President of the National Rifle Association of America
- In office 2025–present
- Preceded by: Bob Barr

Personal details
- Party: Republican
- Spouse: Laura Bachenberg
- Occupation: Businessman

= Bill Bachenberg =

American businessman

William A. Bachenberg is an American businessman, political activist and 2020 election denier. He has served as president of the National Rifle Association since 2025 and is involved in Republican Party politics in Pennsylvania.

Bachenberg founded DBSi in 1981, a systems storage company based in Allentown, which was acquired by a cybersecurity firm in 2012. Bachenberg has owned Lehigh Valley Sporting Clays since 2000.

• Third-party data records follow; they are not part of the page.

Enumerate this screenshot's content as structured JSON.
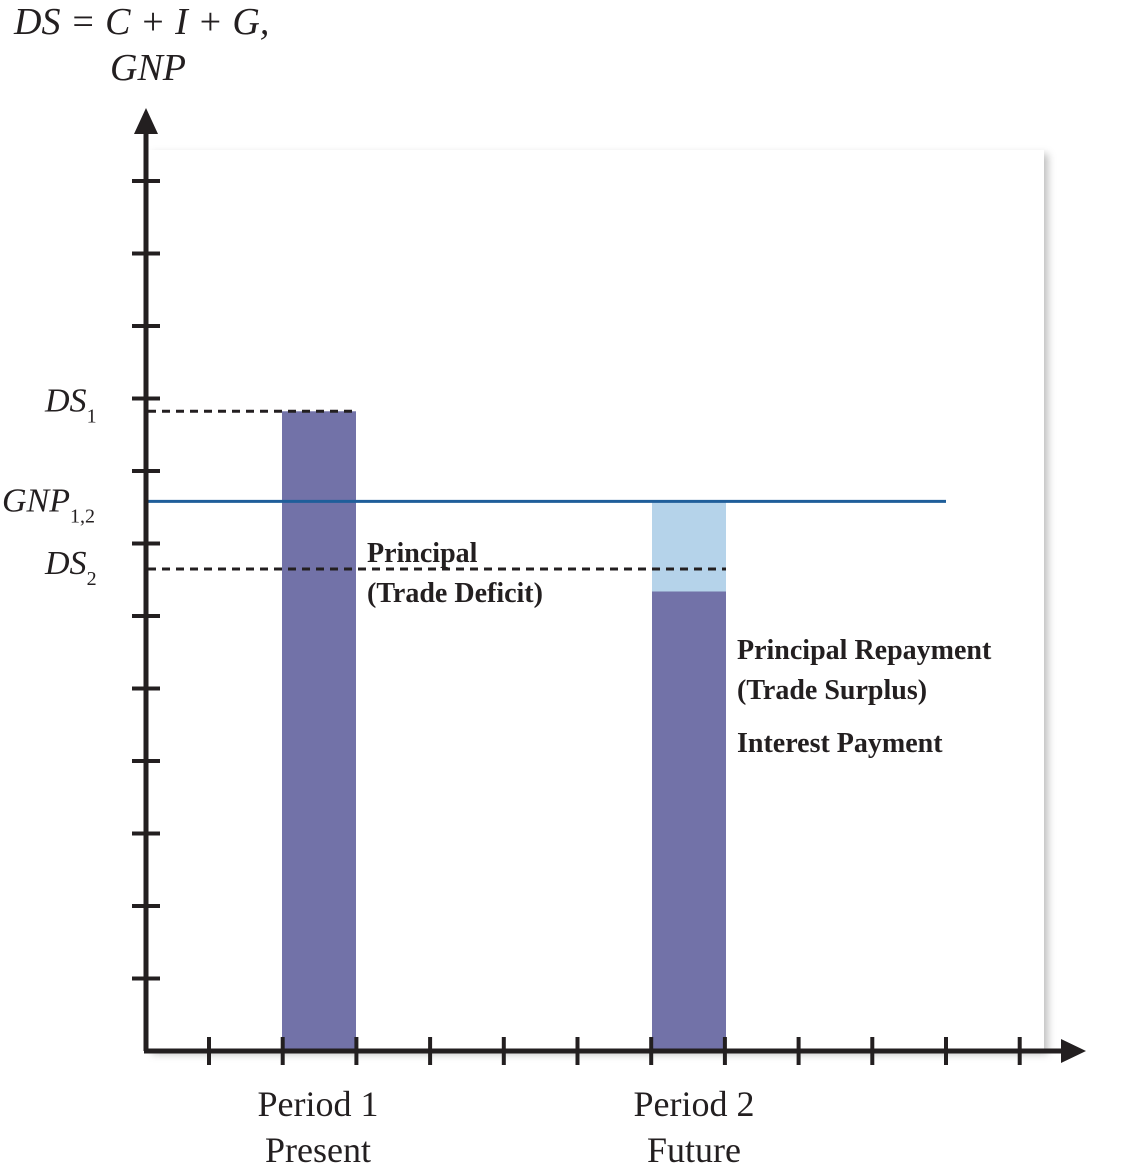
{
  "chart_data": {
    "type": "bar",
    "ylabel_line1": "DS = C + I + G,",
    "ylabel_line2": "GNP",
    "categories": [
      {
        "line1": "Period 1",
        "line2": "Present"
      },
      {
        "line1": "Period 2",
        "line2": "Future"
      }
    ],
    "levels": {
      "ds1": 0.71,
      "gnp": 0.61,
      "ds2": 0.535,
      "interest_top": 0.51
    },
    "ylim": [
      0,
      1
    ],
    "y_ticks": 12,
    "x_ticks": 12,
    "y_labels": {
      "ds1": {
        "main": "DS",
        "sub": "1"
      },
      "gnp": {
        "main": "GNP",
        "sub": "1,2"
      },
      "ds2": {
        "main": "DS",
        "sub": "2"
      }
    },
    "segments": {
      "base_bar": "#7272a8",
      "principal_repayment": "#b5d3ea",
      "interest_payment": "#6e2a8c"
    },
    "gnp_line_color": "#1f5e9a",
    "annotations": {
      "principal_line1": "Principal",
      "principal_line2": "(Trade Deficit)",
      "repayment_line1": "Principal Repayment",
      "repayment_line2": "(Trade Surplus)",
      "interest": "Interest Payment"
    }
  }
}
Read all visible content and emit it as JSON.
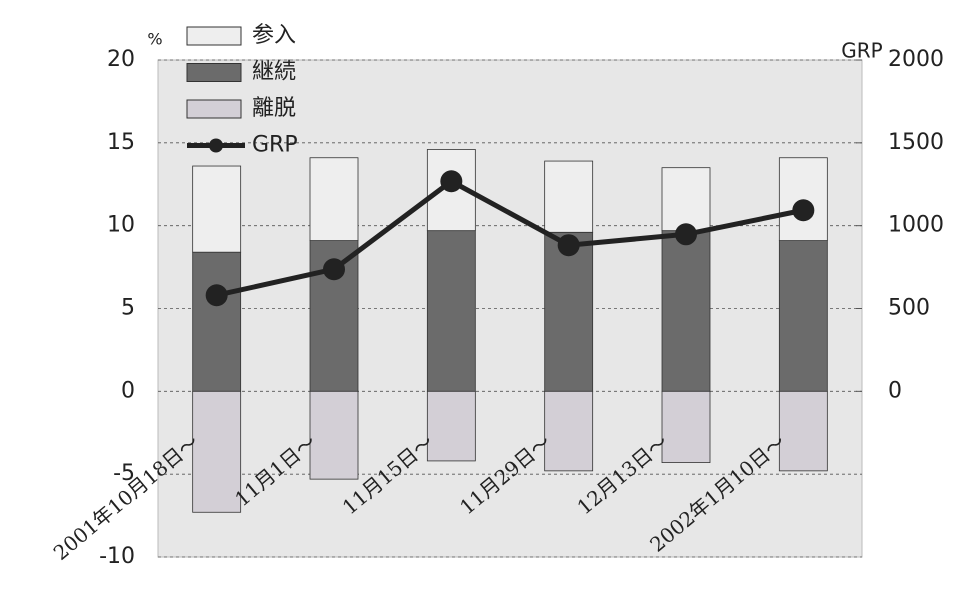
{
  "chart_data": {
    "type": "bar",
    "stacked": true,
    "categories": [
      "2001年10月18日〜",
      "11月1日〜",
      "11月15日〜",
      "11月29日〜",
      "12月13日〜",
      "2002年1月10日〜"
    ],
    "series": [
      {
        "name": "継続",
        "color": "#6b6b6b",
        "values": [
          8.4,
          9.1,
          9.7,
          9.6,
          9.7,
          9.1
        ]
      },
      {
        "name": "参入",
        "color": "#eeeeee",
        "values": [
          5.2,
          5.0,
          4.9,
          4.3,
          3.8,
          5.0
        ]
      },
      {
        "name": "離脱",
        "color": "#d3cfd6",
        "values": [
          -7.3,
          -5.3,
          -4.2,
          -4.8,
          -4.3,
          -4.8
        ]
      },
      {
        "name": "GRP",
        "type": "line",
        "axis": "y2",
        "color": "#222222",
        "values": [
          580,
          737,
          1268,
          882,
          948,
          1093
        ]
      }
    ],
    "legend_order": [
      1,
      0,
      2,
      3
    ],
    "y_label": "%",
    "y2_label": "GRP",
    "ylim": [
      -10,
      20
    ],
    "yticks": [
      -10,
      -5,
      0,
      5,
      10,
      15,
      20
    ],
    "y2lim": [
      -1000,
      2000
    ],
    "y2ticks": [
      0,
      500,
      1000,
      1500,
      2000
    ],
    "grid": true,
    "legend": "top-left"
  }
}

Following the 2020 United States presidential election, Bachenberg became involved in efforts to investigate alleged voter fraud in several states, providing a $1 million line of credit trying to prove that the 2020 election was stolen. After commissioning a voting machine audit in Fulton County, Pennsylvania which failed to find evidence of election fraud, Bachenberg agreed to pay $500,000 to settle a federal lawsuit alleging he had refused to pay the cybersecurity firm involved in the work.

Also in 2020, Bachenberg served as chair of Pennsylvania's slate of fake electors pledged to Donald Trump. He was one of 14 individuals subpoenaed in 2022 by the January 6th Committee. He avoided criminal charges.

In 2025, Bachenberg ran for chair of the Pennsylvania Republican Party, ultimately losing to state senator Greg Rothman. Bachenberg was subsequently elected President of the National Rifle Association of America.